Sonho, logo existo
O mais provável é que cada um de nós, a dado passo, sonhe com a sua própria morte ou efabule a assistência para o seu funeral. E talvez exista mesmo um ligação qualquer entre este tipo de sonho e um desejo profundo de término da encenação que todos fazemos de nós mesmos em vida. «Senhora Oráculo», de 1976, terceiro romance de Margaret Atwood, oferece uma muito interessante reflexão sobre o tema, complementada pelo estilo ágil, riquíssimo, desta talentosa ficcionista e poetisa canadiana (n. 1939). Através da protagonista Joan Foster, Atwood explora as noções de auto-alienação e dissimulação, temas-chave nas suas obras.
Joan passou a vida a esconder dos outros algumas das facetas mais importantes da sua vida: o passado de criança obesa, a violenta relação com a mãe, a autoria de romances gótico-românticos (sob o pseudónimo de Louisa K Delacourt) ou a relação extra-conjugal com Paul, um conde polaco. No início de «Senhora Oráculo» (título do livro de poesia feminista que acaba de publicar), após simular o seu próprio suicídio, refugia-se numa casa de praia na costa italiana. Ali, assistiremos ao quotidiano da fuga de Joan à sua entidade passada, entremeado com flashbacks em que ela a revisita. Algures entre o psicologismo e o realismo, Atwood apresenta e move a sua personagem como uma marioneta de si mesma, numa viagem da memória com tanto de trágico como de cómico ou lírico. Como uma vez afirmou à BBC, interessa-lhe o facto de que «as nossas memórias são mais construídas e editadas por cada um de nós do que queremos aceitar». Cada indivíduo é uma espécie de ficcionista de si mesmo.

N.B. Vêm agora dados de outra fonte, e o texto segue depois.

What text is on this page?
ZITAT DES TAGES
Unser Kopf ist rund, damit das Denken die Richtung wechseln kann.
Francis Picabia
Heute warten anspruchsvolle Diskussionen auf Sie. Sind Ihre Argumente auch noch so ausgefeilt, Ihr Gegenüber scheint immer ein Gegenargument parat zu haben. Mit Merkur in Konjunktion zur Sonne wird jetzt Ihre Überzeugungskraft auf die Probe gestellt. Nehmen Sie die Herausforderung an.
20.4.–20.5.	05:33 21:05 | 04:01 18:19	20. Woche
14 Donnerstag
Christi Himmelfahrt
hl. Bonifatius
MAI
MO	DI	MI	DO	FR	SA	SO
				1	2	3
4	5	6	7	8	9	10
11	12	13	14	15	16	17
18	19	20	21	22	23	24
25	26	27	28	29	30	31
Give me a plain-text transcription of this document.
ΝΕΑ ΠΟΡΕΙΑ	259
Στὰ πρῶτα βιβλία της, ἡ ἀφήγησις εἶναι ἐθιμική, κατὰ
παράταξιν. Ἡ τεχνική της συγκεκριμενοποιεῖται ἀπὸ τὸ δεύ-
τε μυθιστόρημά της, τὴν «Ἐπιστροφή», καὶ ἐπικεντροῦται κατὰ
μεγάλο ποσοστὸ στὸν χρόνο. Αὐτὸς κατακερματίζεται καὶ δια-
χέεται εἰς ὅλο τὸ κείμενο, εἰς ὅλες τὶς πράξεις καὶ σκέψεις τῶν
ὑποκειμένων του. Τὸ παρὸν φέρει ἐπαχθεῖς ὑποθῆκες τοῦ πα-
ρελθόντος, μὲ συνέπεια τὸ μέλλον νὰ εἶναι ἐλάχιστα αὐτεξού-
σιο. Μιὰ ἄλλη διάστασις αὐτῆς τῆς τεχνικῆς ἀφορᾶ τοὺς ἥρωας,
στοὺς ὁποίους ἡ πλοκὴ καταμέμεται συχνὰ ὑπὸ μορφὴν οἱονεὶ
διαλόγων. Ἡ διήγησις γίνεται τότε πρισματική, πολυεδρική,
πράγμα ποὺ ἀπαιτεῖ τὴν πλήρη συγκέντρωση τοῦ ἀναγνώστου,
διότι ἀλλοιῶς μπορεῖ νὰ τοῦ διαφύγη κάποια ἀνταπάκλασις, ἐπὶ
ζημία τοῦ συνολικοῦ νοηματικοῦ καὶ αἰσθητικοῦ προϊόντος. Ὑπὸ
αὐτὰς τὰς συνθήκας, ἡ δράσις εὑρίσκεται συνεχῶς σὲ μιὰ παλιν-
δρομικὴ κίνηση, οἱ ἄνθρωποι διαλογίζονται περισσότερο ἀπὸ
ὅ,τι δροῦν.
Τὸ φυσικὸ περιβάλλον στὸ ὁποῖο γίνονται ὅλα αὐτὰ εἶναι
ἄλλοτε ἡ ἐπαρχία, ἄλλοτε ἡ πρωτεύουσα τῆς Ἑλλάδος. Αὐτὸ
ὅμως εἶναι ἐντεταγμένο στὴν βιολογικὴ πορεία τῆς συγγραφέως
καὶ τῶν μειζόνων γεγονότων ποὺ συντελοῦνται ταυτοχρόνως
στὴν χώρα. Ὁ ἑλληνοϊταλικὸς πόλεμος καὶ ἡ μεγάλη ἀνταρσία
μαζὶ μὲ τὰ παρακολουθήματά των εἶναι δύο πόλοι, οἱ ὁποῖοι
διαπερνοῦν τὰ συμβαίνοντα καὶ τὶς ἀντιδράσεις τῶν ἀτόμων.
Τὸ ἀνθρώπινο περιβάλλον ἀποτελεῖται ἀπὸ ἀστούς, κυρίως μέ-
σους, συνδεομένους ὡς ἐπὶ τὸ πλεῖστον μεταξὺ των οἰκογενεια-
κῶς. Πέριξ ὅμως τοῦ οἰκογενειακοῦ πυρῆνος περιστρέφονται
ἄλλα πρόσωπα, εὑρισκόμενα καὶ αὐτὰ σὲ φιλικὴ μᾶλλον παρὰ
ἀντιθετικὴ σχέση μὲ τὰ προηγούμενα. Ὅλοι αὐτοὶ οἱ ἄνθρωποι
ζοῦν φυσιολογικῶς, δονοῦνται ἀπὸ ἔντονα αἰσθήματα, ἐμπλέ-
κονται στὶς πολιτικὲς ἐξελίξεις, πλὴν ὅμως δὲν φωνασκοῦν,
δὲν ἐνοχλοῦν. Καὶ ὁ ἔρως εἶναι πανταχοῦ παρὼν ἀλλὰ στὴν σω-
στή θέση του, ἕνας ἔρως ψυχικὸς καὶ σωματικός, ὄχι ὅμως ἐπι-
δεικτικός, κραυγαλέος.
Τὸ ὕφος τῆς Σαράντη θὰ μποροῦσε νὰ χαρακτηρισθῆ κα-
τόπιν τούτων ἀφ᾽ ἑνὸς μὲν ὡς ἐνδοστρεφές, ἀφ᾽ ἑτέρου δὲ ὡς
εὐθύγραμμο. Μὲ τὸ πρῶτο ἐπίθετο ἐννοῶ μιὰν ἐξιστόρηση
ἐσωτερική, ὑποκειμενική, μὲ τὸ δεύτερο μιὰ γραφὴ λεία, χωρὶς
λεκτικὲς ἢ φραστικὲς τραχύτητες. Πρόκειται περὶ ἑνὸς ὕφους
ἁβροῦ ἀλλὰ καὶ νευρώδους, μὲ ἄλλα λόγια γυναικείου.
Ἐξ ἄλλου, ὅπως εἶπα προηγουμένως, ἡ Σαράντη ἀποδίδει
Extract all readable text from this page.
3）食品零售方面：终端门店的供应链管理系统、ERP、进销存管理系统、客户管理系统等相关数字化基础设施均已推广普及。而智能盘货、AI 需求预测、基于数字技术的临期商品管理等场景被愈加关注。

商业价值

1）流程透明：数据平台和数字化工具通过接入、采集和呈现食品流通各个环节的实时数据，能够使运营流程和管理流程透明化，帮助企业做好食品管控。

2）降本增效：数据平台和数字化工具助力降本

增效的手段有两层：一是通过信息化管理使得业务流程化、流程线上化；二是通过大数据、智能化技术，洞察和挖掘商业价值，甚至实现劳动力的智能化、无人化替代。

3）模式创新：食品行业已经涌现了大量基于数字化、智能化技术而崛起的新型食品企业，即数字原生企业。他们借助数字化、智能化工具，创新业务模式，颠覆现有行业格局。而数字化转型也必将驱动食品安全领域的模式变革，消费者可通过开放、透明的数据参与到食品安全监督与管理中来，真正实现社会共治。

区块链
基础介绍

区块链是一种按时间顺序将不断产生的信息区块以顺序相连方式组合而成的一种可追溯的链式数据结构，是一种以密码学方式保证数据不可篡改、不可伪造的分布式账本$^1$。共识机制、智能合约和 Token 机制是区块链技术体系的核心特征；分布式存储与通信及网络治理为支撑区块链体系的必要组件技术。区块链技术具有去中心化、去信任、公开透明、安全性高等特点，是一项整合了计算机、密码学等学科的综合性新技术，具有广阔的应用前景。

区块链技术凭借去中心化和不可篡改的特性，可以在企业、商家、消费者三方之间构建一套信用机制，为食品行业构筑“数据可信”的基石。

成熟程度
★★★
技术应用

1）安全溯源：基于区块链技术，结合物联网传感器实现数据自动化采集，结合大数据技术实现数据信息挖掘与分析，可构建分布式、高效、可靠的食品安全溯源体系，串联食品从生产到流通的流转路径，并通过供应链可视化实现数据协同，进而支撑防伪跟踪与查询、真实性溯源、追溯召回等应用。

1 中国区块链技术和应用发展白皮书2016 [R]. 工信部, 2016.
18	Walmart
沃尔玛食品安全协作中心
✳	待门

Logo após a estreia, em 1969, com «A Mulher Comestível», Atwood entrou para a galeria das maiores autoras daquilo a que os americanos chamam ‘chik lit’: uma literatura feminista pela revelação da vida psicológica secreta (das cumplicidades, manipulações, ‘crueldades’ e fragilidades) das mulheres na casa dos trinta e quarenta. Atwood, várias vezes nomeada para o Booker Prize (conquistado em 2000, com «O Assassino Cego»), aguarda ainda, também em Portugal, o reconhecimento merecido para a inteligência acutilante e a ímpar capacidade imagética e poética da sua prosa. «Senhora Oráculo» é uma boa porta de entrada no universo atwoodiano, ainda que urja a reedição das obras-primas «Olho de Gato» e «Crónica de uma Serva».
Senhora Oráculo, Margaret Atwood, Bertrand, 352 págs.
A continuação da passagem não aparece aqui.